The call to MergePathPartitions runs a MergePath binary search to assign intervals of insert indices and intervals of source data to each CTA. You can imagine the insert indices written along the top of the Merge Path diagram and the natural numbers (corresponding to the positions of the source data) written along the right. A cross-diagonal every NV elements finds an equal partitioning of insert and source elements for each CTA. The intersections of the cross-diagonals with the Merge Path are stored in partitionsDevice, which is passed to the kernel as mp_global.

include/kernels/bulkinsert.cuh

// Insert the values from a_global into the positions marked by indices_global.
template<typename Tuning, typename InputIt1, typename IndicesIt, 
	typename InputIt2, typename OutputIt>
MGPU_LAUNCH_BOUNDS void KernelBulkInsert(InputIt1 a_global, 
	IndicesIt indices_global, int aCount, InputIt2 b_global, int bCount, 
	const int* mp_global, OutputIt dest_global) {

	typedef MGPU_LAUNCH_PARAMS Params;
	typedef typename std::iterator_traits<InputIt1>::value_type T;
	const int NT = Params::NT;
	const int VT = Params::VT;
	const int NV = NT * VT;

	typedef CTAScan<NT, ScanOpAdd> S;
	union Shared {
		int indices[NV];
		typename S::Storage scan;
	};
	__shared__ Shared shared;

	int tid = threadIdx.x;
	int block = blockIdx.x;

	int4 range = ComputeMergeRange(aCount, bCount, block, 0, NV, mp_global);
	int a0 = range.x;		// A is array of values to insert.
	int a1 = range.y;
	int b0 = range.z;		// B is source array.
	int b1 = range.w;
	aCount = a1 - a0;
	bCount = b1 - b0;

	// Initialize the indices to 0.
	#pragma unroll
	for(int i = 0; i < VT; ++i)
		shared.indices[NT * i + tid] = 0;
	__syncthreads();

	// Load the indices.
	int indices[VT];
	DeviceGlobalToReg<NT, VT>(aCount, indices_global + a0, tid, indices);

	// Set the counters for all the loaded indices.
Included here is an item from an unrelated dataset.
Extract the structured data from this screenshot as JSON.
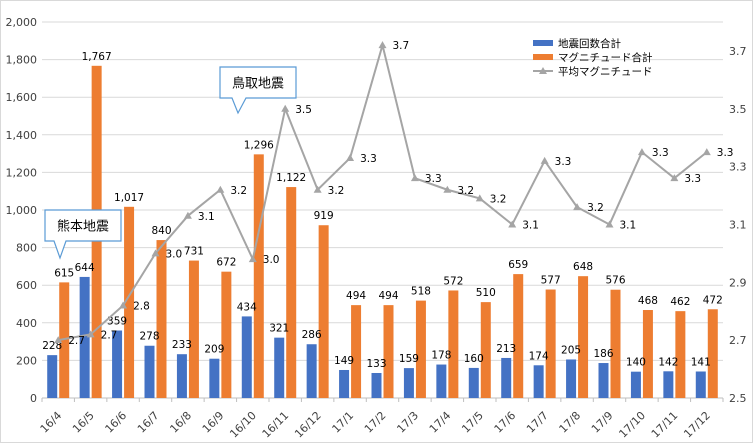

This has the effect of 
	// pushing the scanned values to the right, causing the B data to be 
	// inserted to the right of each insertion point.
	#pragma unroll
	for(int i = 0; i < VT; ++i) {
		int index = NT * i + tid;
		if(index < aCount) shared.indices[index + indices[i] - b0] = 1;
	}
	__syncthreads();

	// Run a raking scan over the indices.
	int x = 0;
	#pragma unroll
	for(int i = 0; i < VT; ++i)
		x += indices[i] = shared.indices[VT * tid + i];
	__syncthreads();

	// Run a CTA scan over the thread totals.
	int scan = S::Scan(tid, x, shared.scan);

	// Complete the scan to compute merge-style gather indices. Indices between
	// in the interval (0, aCount) are from array A (the new values). Indices in
	// (aCount, aCount + bCount) are from array B (the sources). This style of
	// indexing lets us use DeviceTransferMergeValues to do global memory 
	// transfers. 
	#pragma unroll
	for(int i = 0; i < VT; ++i) {
		int index = VT * tid + i;
		int gather = indices[i] ? scan++ : aCount + index - scan;
		shared.indices[index] = gather;
	}
	__syncthreads();

	DeviceTransferMergeValues<NT, VT>(aCount + bCount, a_global + a0, 
		b_global + b0, bCount, aCount, shared.indices, tid, dest_global + a0 + b0,
		false);
}

KernelBulkInsert is a straight-forward implementation of the routine described in the algorithm section. Because this function was written in the two-phase decomposition methodology, the important business of mapping work to CUDA cores has already been performed by the time this kernel is launched. ComputeMergeRange reassembles source intervals from the mp_global array, communicating the partitoining of the previous launch to the work-logic kernel.

Kernels are tuned by increasing VT to amortize per-CTA and per-thread costs, improving work-efficiency. Consequently most programs run underoccupied, especially on Kepler. A nice property of both Bulk Remove and Bulk Insert is that only the 32-bit indices are staged in shared memory. Specializing on 64-bit data-types doesn't decrease occupancy on Kepler, which has sufficient RF capacity to accommodate the larger types. Working on 64-bit types increases the atom of transfer to and from global memory while keeping the cost of compute constant. This results in significantly higher throughput (up to 220 GB/s for Bulk Remove on GTX Titan) on 64-bit types compared to 32-bit types (158 GB/s).